More and more I’m finding Noah to look (and frighteningly act) like Drew. Maybe it’s all of the hand me downs he’s been sporting. Maybe it’s because he’s my second boy so it’s only natural I compare them. Whatever it is, it’s taking me on a major trip down memory lane.

I’ve been dusting off some oldies but goodies of Drew’s. So many of those emotions in the beginning months of motherhood seem to be surging back. I can’t help but relish in the fact that I was so uncomfortable with so many of the basic things that come with caring for an infant and now I’m so much more confident in my abilities. In fact, the concept of an infant being hard baffles me. Try spending time with a defiant toddler and tell me what’s really hard.

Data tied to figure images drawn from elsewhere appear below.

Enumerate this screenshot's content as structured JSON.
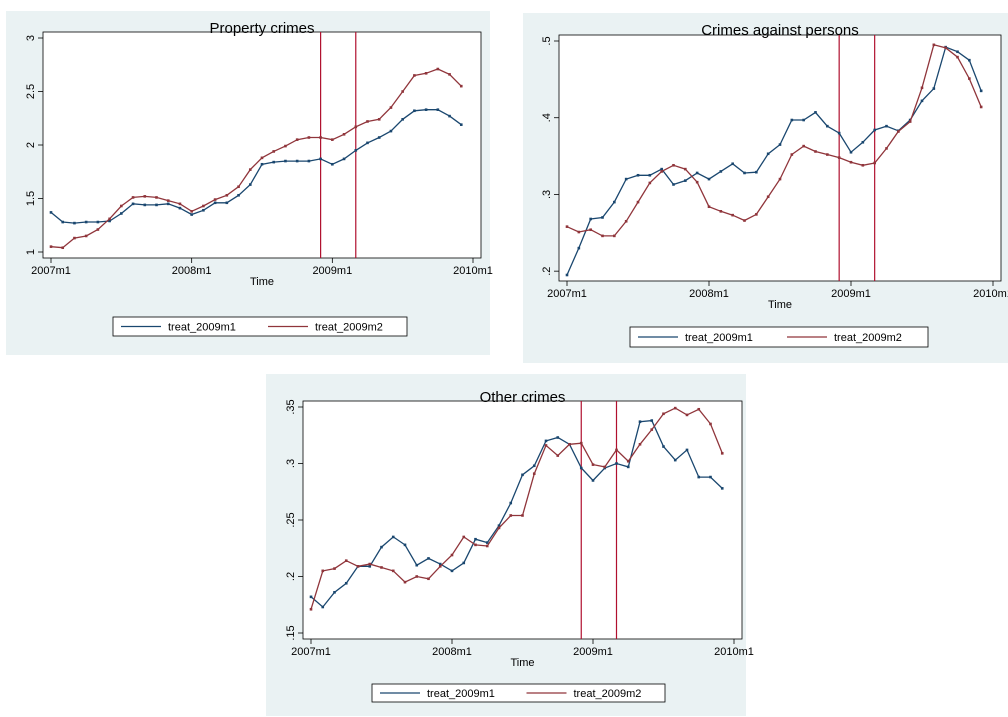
{
  "x_ticks": [
    {
      "label": "2007m1",
      "t": 0
    },
    {
      "label": "2008m1",
      "t": 12
    },
    {
      "label": "2009m1",
      "t": 24
    },
    {
      "label": "2010m1",
      "t": 36
    }
  ],
  "xlabel": "Time",
  "vlines": [
    23,
    26
  ],
  "colors": {
    "treat_2009m1": "#1a476f",
    "treat_2009m2": "#90353b",
    "vline": "#b0102e",
    "panel_bg": "#eaf2f3"
  },
  "legend": [
    "treat_2009m1",
    "treat_2009m2"
  ],
  "chart_data": [
    {
      "type": "line",
      "title": "Property crimes",
      "xlabel": "Time",
      "ylabel": "",
      "ylim": [
        1,
        3
      ],
      "y_ticks": [
        {
          "label": "1",
          "v": 1
        },
        {
          "label": "1.5",
          "v": 1.5
        },
        {
          "label": "2",
          "v": 2
        },
        {
          "label": "2.5",
          "v": 2.5
        },
        {
          "label": "3",
          "v": 3
        }
      ],
      "x": [
        0,
        1,
        2,
        3,
        4,
        5,
        6,
        7,
        8,
        9,
        10,
        11,
        12,
        13,
        14,
        15,
        16,
        17,
        18,
        19,
        20,
        21,
        22,
        23,
        24,
        25,
        26,
        27,
        28,
        29,
        30,
        31,
        32,
        33,
        34,
        35
      ],
      "series": [
        {
          "name": "treat_2009m1",
          "values": [
            1.37,
            1.28,
            1.27,
            1.28,
            1.28,
            1.29,
            1.36,
            1.45,
            1.44,
            1.44,
            1.45,
            1.41,
            1.35,
            1.39,
            1.46,
            1.46,
            1.53,
            1.63,
            1.82,
            1.84,
            1.85,
            1.85,
            1.85,
            1.87,
            1.82,
            1.87,
            1.95,
            2.02,
            2.07,
            2.13,
            2.24,
            2.32,
            2.33,
            2.33,
            2.27,
            2.19
          ]
        },
        {
          "name": "treat_2009m2",
          "values": [
            1.05,
            1.04,
            1.13,
            1.15,
            1.21,
            1.31,
            1.43,
            1.51,
            1.52,
            1.51,
            1.48,
            1.45,
            1.38,
            1.43,
            1.49,
            1.53,
            1.61,
            1.77,
            1.88,
            1.94,
            1.99,
            2.05,
            2.07,
            2.07,
            2.05,
            2.1,
            2.17,
            2.22,
            2.24,
            2.35,
            2.5,
            2.65,
            2.67,
            2.71,
            2.66,
            2.55
          ]
        }
      ]
    },
    {
      "type": "line",
      "title": "Crimes against persons",
      "xlabel": "Time",
      "ylabel": "",
      "ylim": [
        0.195,
        0.5
      ],
      "y_ticks": [
        {
          "label": ".2",
          "v": 0.2
        },
        {
          "label": ".3",
          "v": 0.3
        },
        {
          "label": ".4",
          "v": 0.4
        },
        {
          "label": ".5",
          "v": 0.5
        }
      ],
      "x": [
        0,
        1,
        2,
        3,
        4,
        5,
        6,
        7,
        8,
        9,
        10,
        11,
        12,
        13,
        14,
        15,
        16,
        17,
        18,
        19,
        20,
        21,
        22,
        23,
        24,
        25,
        26,
        27,
        28,
        29,
        30,
        31,
        32,
        33,
        34,
        35
      ],
      "series": [
        {
          "name": "treat_2009m1",
          "values": [
            0.195,
            0.23,
            0.268,
            0.27,
            0.29,
            0.32,
            0.325,
            0.325,
            0.333,
            0.313,
            0.318,
            0.328,
            0.32,
            0.33,
            0.34,
            0.328,
            0.329,
            0.353,
            0.365,
            0.397,
            0.397,
            0.407,
            0.389,
            0.38,
            0.355,
            0.368,
            0.384,
            0.389,
            0.383,
            0.397,
            0.422,
            0.438,
            0.492,
            0.486,
            0.475,
            0.435
          ]
        },
        {
          "name": "treat_2009m2",
          "values": [
            0.258,
            0.251,
            0.254,
            0.246,
            0.246,
            0.265,
            0.29,
            0.315,
            0.33,
            0.338,
            0.333,
            0.316,
            0.284,
            0.278,
            0.273,
            0.266,
            0.274,
            0.297,
            0.32,
            0.352,
            0.363,
            0.356,
            0.352,
            0.348,
            0.342,
            0.338,
            0.341,
            0.36,
            0.382,
            0.395,
            0.439,
            0.495,
            0.491,
            0.479,
            0.451,
            0.414
          ]
        }
      ]
    },
    {
      "type": "line",
      "title": "Other crimes",
      "xlabel": "Time",
      "ylabel": "",
      "ylim": [
        0.15,
        0.35
      ],
      "y_ticks": [
        {
          "label": ".15",
          "v": 0.15
        },
        {
          "label": ".2",
          "v": 0.2
        },
        {
          "label": ".25",
          "v": 0.25
        },
        {
          "label": ".3",
          "v": 0.3
        },
        {
          "label": ".35",
          "v": 0.35
        }
      ],
      "x": [
        0,
        1,
        2,
        3,
        4,
        5,
        6,
        7,
        8,
        9,
        10,
        11,
        12,
        13,
        14,
        15,
        16,
        17,
        18,
        19,
        20,
        21,
        22,
        23,
        24,
        25,
        26,
        27,
        28,
        29,
        30,
        31,
        32,
        33,
        34,
        35
      ],
      "series": [
        {
          "name": "treat_2009m1",
          "values": [
            0.182,
            0.173,
            0.186,
            0.194,
            0.209,
            0.209,
            0.226,
            0.235,
            0.228,
            0.21,
            0.216,
            0.211,
            0.205,
            0.212,
            0.233,
            0.23,
            0.245,
            0.265,
            0.29,
            0.298,
            0.32,
            0.323,
            0.317,
            0.296,
            0.285,
            0.296,
            0.3,
            0.297,
            0.337,
            0.338,
            0.315,
            0.303,
            0.312,
            0.288,
            0.288,
            0.278
          ]
        },
        {
          "name": "treat_2009m2",
          "values": [
            0.171,
            0.205,
            0.207,
            0.214,
            0.209,
            0.211,
            0.208,
            0.205,
            0.195,
            0.2,
            0.198,
            0.209,
            0.219,
            0.235,
            0.228,
            0.227,
            0.243,
            0.254,
            0.254,
            0.291,
            0.316,
            0.307,
            0.317,
            0.318,
            0.299,
            0.297,
            0.312,
            0.302,
            0.317,
            0.33,
            0.344,
            0.349,
            0.343,
            0.348,
            0.335,
            0.309
          ]
        }
      ]
    }
  ]
}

Those of you with teenagers would probably make the same challenge.

My whole life the only thing I ever wanted was to be a mommy. My family still teases me about insisting on playing “baby in tummy” all the time. When Drew came, it was the first time I experienced some of the mixed emotions of motherhood. I loved him for the first moment I saw him (heck, I loved him from the first moment he was in my belly), but there were times that I struggled with the life change of motherhood. Then started the spiral of self-doubt, disappointment with myself and constant feelings of inadequacy. For a perfectionist, this can be hard to swallow.

Years later, three children under my belt (literally), I realize that those feelings were only the tip of the iceberg. As a mom, you are constantly worrying that you aren’t doing enough and doing well enough by your children. And that love that I felt from the beginning with Drew, has only grown to be more intense and complex.

As I look at my new infant, so fresh and under-developed. I can’t help but feel so overwhelmed and excited for the years ahead. As he starts to fill out Drew’s clothes more and more, he seems to become more a unique version of himself. Drew rolled over at a mere ten weeks old. Noah, who is nineteen weeks, is frustrated and struggling to meet that milestone. I’m so happy to sit front row and watch him turn into this one of a kind little boy. Even if that one of a kind little boy looks a lot like my other one of a kind crazy kid.